= Lex Voconia =

Ancient Roman law

Lex Voconia (The Voconian Law) was a law established in ancient Rome in 169 BC.

Introduced by Quintus Voconius Saxa with support from Cato the Elder, Voconius being tribune of the people in that year, this law prohibited those who owned property valued at 100,000 asses (or perhaps sesterces) from making a woman their heir. This particular limit was not arbitrary but was apparently the traditional property qualification for admission to the highest class in the Comitia Centuriata, and thus the minimum qualification for the Equestrian Order. In addition, it prohibited extraordinary legacies in a will of a greater value than the inheritance of the ordinary heirs. This intention of this legislation according to Gellius was sumptuary in that it limited the wealth available to women, who were presumed to expend it on useless luxury goods. The law only applied to inheritances by testament and did not affect the intestate law of succession of women, although later this was limited to inheriting to the third degree.

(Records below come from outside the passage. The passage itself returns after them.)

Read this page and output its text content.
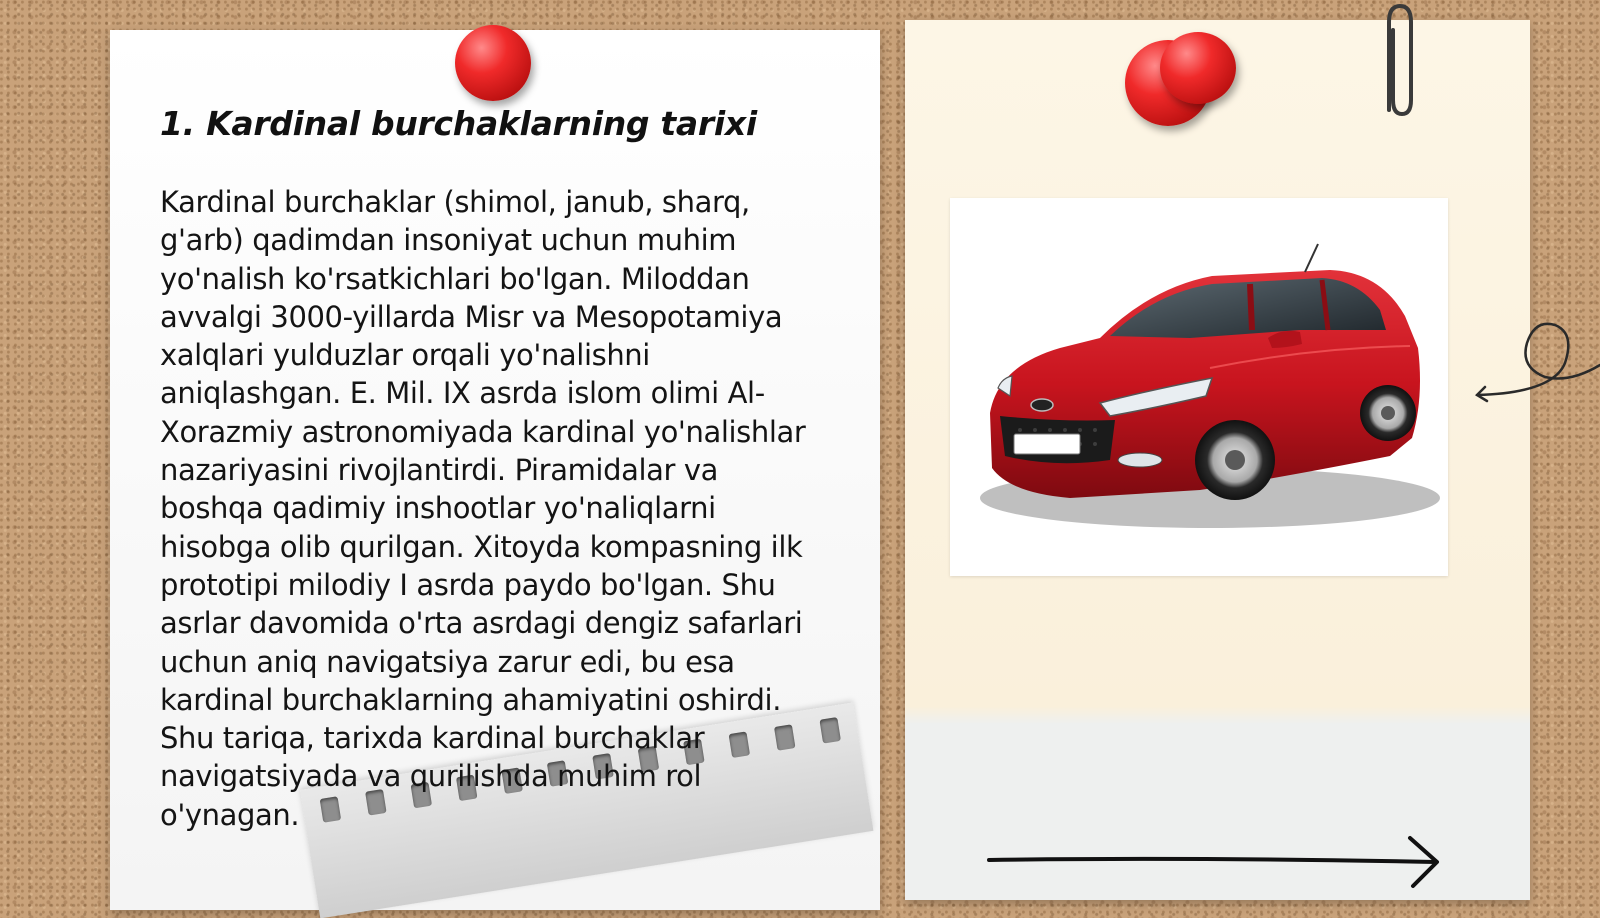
1. Kardinal burchaklarning tarixi

Kardinal burchaklar (shimol, janub, sharq, g'arb) qadimdan insoniyat uchun muhim yo'nalish ko'rsatkichlari bo'lgan. Miloddan avvalgi 3000-yillarda Misr va Mesopotamiya xalqlari yulduzlar orqali yo'nalishni aniqlashgan. E. Mil. IX asrda islom olimi Al-Xorazmiy astronomiyada kardinal yo'nalishlar nazariyasini rivojlantirdi. Piramidalar va boshqa qadimiy inshootlar yo'naliqlarni hisobga olib qurilgan. Xitoyda kompasning ilk prototipi milodiy I asrda paydo bo'lgan. Shu asrlar davomida o'rta asrdagi dengiz safarlari uchun aniq navigatsiya zarur edi, bu esa kardinal burchaklarning ahamiyatini oshirdi. Shu tariqa, tarixda kardinal burchaklar navigatsiyada va qurilishda muhim rol o'ynagan.
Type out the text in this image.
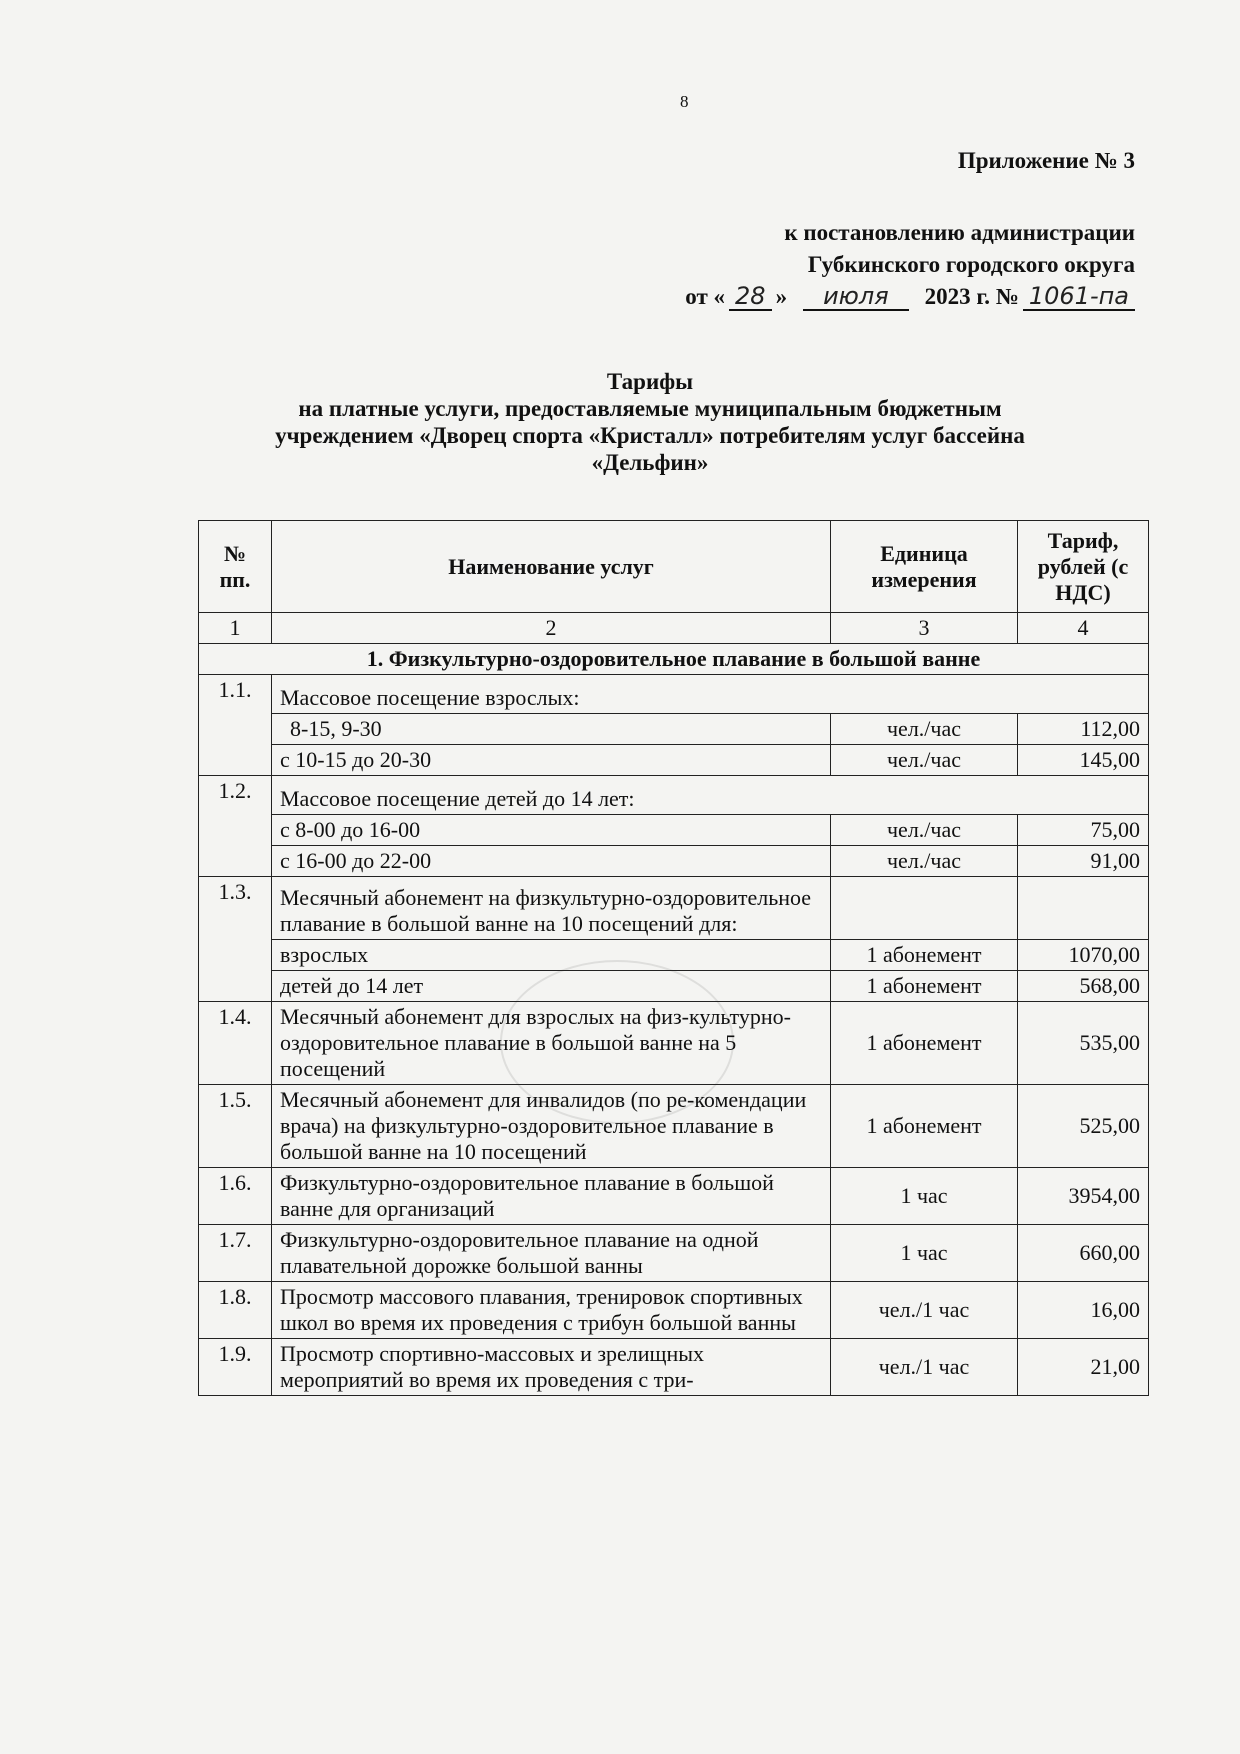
8
Приложение № 3
к постановлению администрации
Губкинского городского округа
от « 28 »	июля	2023 г. № 1061-па
Тарифы
на платные услуги, предоставляемые муниципальным бюджетным
учреждением «Дворец спорта «Кристалл» потребителям услуг бассейна
«Дельфин»
№ пп.	Наименование услуг	Единица измерения	Тариф, рублей (с НДС)
1	2	3	4
1. Физкультурно-оздоровительное плавание в большой ванне			
1.1.	Массовое посещение взрослых:		
	8-15, 9-30	чел./час	112,00
	с 10-15 до 20-30	чел./час	145,00
1.2.	Массовое посещение детей до 14 лет:		
	с 8-00 до 16-00	чел./час	75,00
	с 16-00 до 22-00	чел./час	91,00
1.3.	Месячный абонемент на физкультурно-оздоровительное плавание в большой ванне на 10 посещений для:		
	взрослых	1 абонемент	1070,00
	детей до 14 лет	1 абонемент	568,00
1.4.	Месячный абонемент для взрослых на физ-культурно-оздоровительное плавание в большой ванне на 5 посещений	1 абонемент	535,00
1.5.	Месячный абонемент для инвалидов (по ре-комендации врача) на физкультурно-оздоровительное плавание в большой ванне на 10 посещений	1 абонемент	525,00
1.6.	Физкультурно-оздоровительное плавание в большой ванне для организаций	1 час	3954,00
1.7.	Физкультурно-оздоровительное плавание на одной плавательной дорожке большой ванны	1 час	660,00
1.8.	Просмотр массового плавания, тренировок спортивных школ во время их проведения с трибун большой ванны	чел./1 час	16,00
1.9.	Просмотр спортивно-массовых и зрелищных мероприятий во время их проведения с три-	чел./1 час	21,00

The Lex Voconia was evaded by means of avoiding registration in the census -- as in the case of Publius Annius Asellus -- which entailed the loss of some civil rights, or by the common Roman form of trust known as a fideicommissum. The second provision was essentially voided by the Lex Falcidia. Legislation under Augustus, in particular the Lex Papia Poppaea relaxed the first provision as well, granting full inheritance rights to married women who were mothers of three children (if born free) or of four children (if a freedwoman).